Danon disease presenting with transient stroke-like weakness in a young woman: a case report
Jiao Wang, Xiaokai Zhou, Lixia Zhou, Yaoyao Ruan, Jinhua Wang, Qizhi Jin

TL;DR
A young woman with stroke-like symptoms was diagnosed with Danon disease, a rare genetic disorder, highlighting the importance of cardiac imaging and genetic testing for accurate diagnosis.
Contribution
This case report highlights the under-recognized neurological and cardiac manifestations of Danon disease in female carriers.
Findings
A 27-year-old woman presented with transient stroke-like weakness and was diagnosed with Danon disease via genetic testing.
Cardiac imaging and elevated biomarkers revealed significant heart dysfunction consistent with Danon disease.

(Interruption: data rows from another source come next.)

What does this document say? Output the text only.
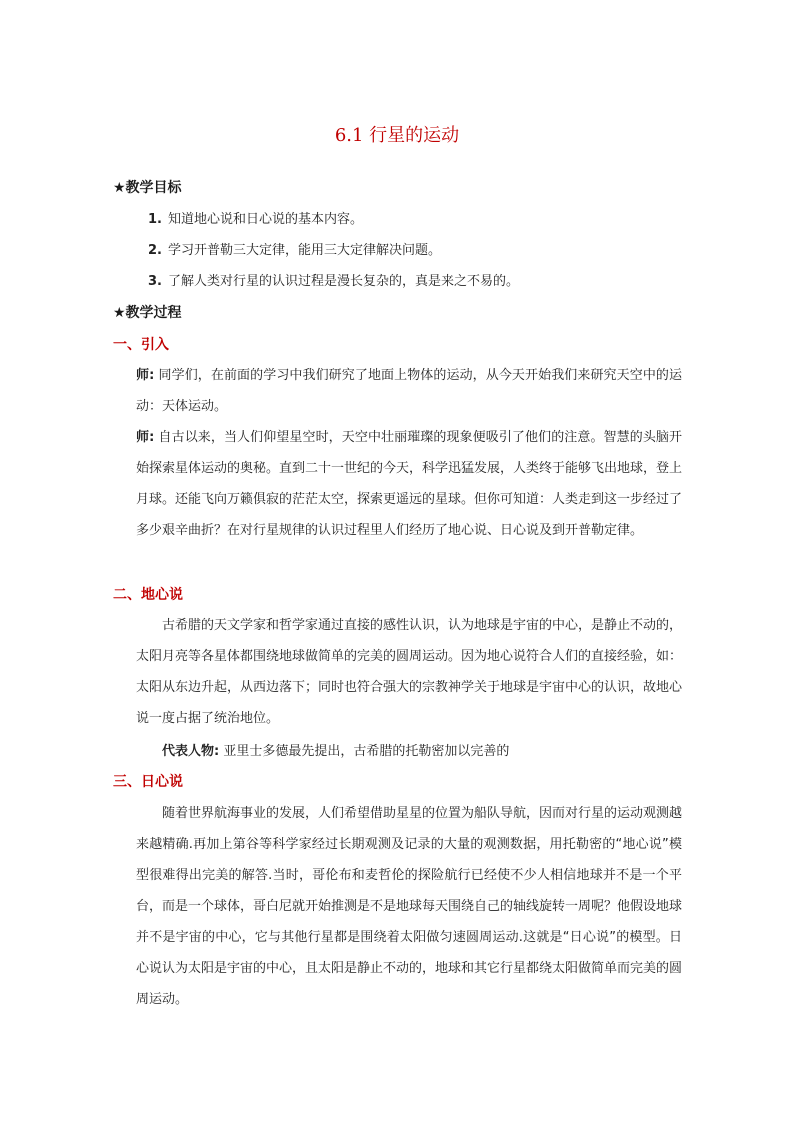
6.1 行星的运动
★教学目标
1. 知道地心说和日心说的基本内容。
2. 学习开普勒三大定律，能用三大定律解决问题。
3. 了解人类对行星的认识过程是漫长复杂的，真是来之不易的。
★教学过程
一、引入
师: 同学们，在前面的学习中我们研究了地面上物体的运动，从今天开始我们来研究天空中的运动：天体运动。
师: 自古以来，当人们仰望星空时，天空中壮丽璀璨的现象便吸引了他们的注意。智慧的头脑开始探索星体运动的奥秘。直到二十一世纪的今天，科学迅猛发展，人类终于能够飞出地球，登上月球。还能飞向万籁俱寂的茫茫太空，探索更遥远的星球。但你可知道：人类走到这一步经过了多少艰辛曲折？在对行星规律的认识过程里人们经历了地心说、日心说及到开普勒定律。
二、地心说
古希腊的天文学家和哲学家通过直接的感性认识，认为地球是宇宙的中心，是静止不动的，太阳月亮等各星体都围绕地球做简单的完美的圆周运动。因为地心说符合人们的直接经验，如：太阳从东边升起，从西边落下；同时也符合强大的宗教神学关于地球是宇宙中心的认识，故地心说一度占据了统治地位。
代表人物: 亚里士多德最先提出，古希腊的托勒密加以完善的
三、日心说
随着世界航海事业的发展，人们希望借助星星的位置为船队导航，因而对行星的运动观测越来越精确.再加上第谷等科学家经过长期观测及记录的大量的观测数据，用托勒密的“地心说”模型很难得出完美的解答.当时，哥伦布和麦哲伦的探险航行已经使不少人相信地球并不是一个平台，而是一个球体，哥白尼就开始推测是不是地球每天围绕自己的轴线旋转一周呢？他假设地球并不是宇宙的中心，它与其他行星都是围绕着太阳做匀速圆周运动.这就是“日心说”的模型。日心说认为太阳是宇宙的中心，且太阳是静止不动的，地球和其它行星都绕太阳做简单而完美的圆周运动。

The case emphasizes the need for multimodal cardiac evaluation and genetic analysis in atypical stroke presentations.
Abstract
Danon disease is a rare X-linked dominant lysosomal storage disorder caused by lysosome-associated membrane protein 2 (LAMP2) deficiency. Female carriers demonstrate highly variable penetrance, and neurological manifestations are under-recognized, which delays diagnosis and targeted management. A 27-year-old woman presented with sudden-onset left-sided weakness that resolved within three weeks. Initial magnetic resonance imaging demonstrated a right basal ganglia infarction with distal right middle cerebral artery narrowing, and she received dual antiplatelet therapy and statins. When she was referred for etiologic evaluation, physical and neurological examinations were unremarkable, yet N-terminal pro-B-type natriuretic peptide and cardiac troponin I levels were elevated. Transthoracic echocardiography revealed left ventricular dilation with global hypokinesia (ejection fraction 30%).…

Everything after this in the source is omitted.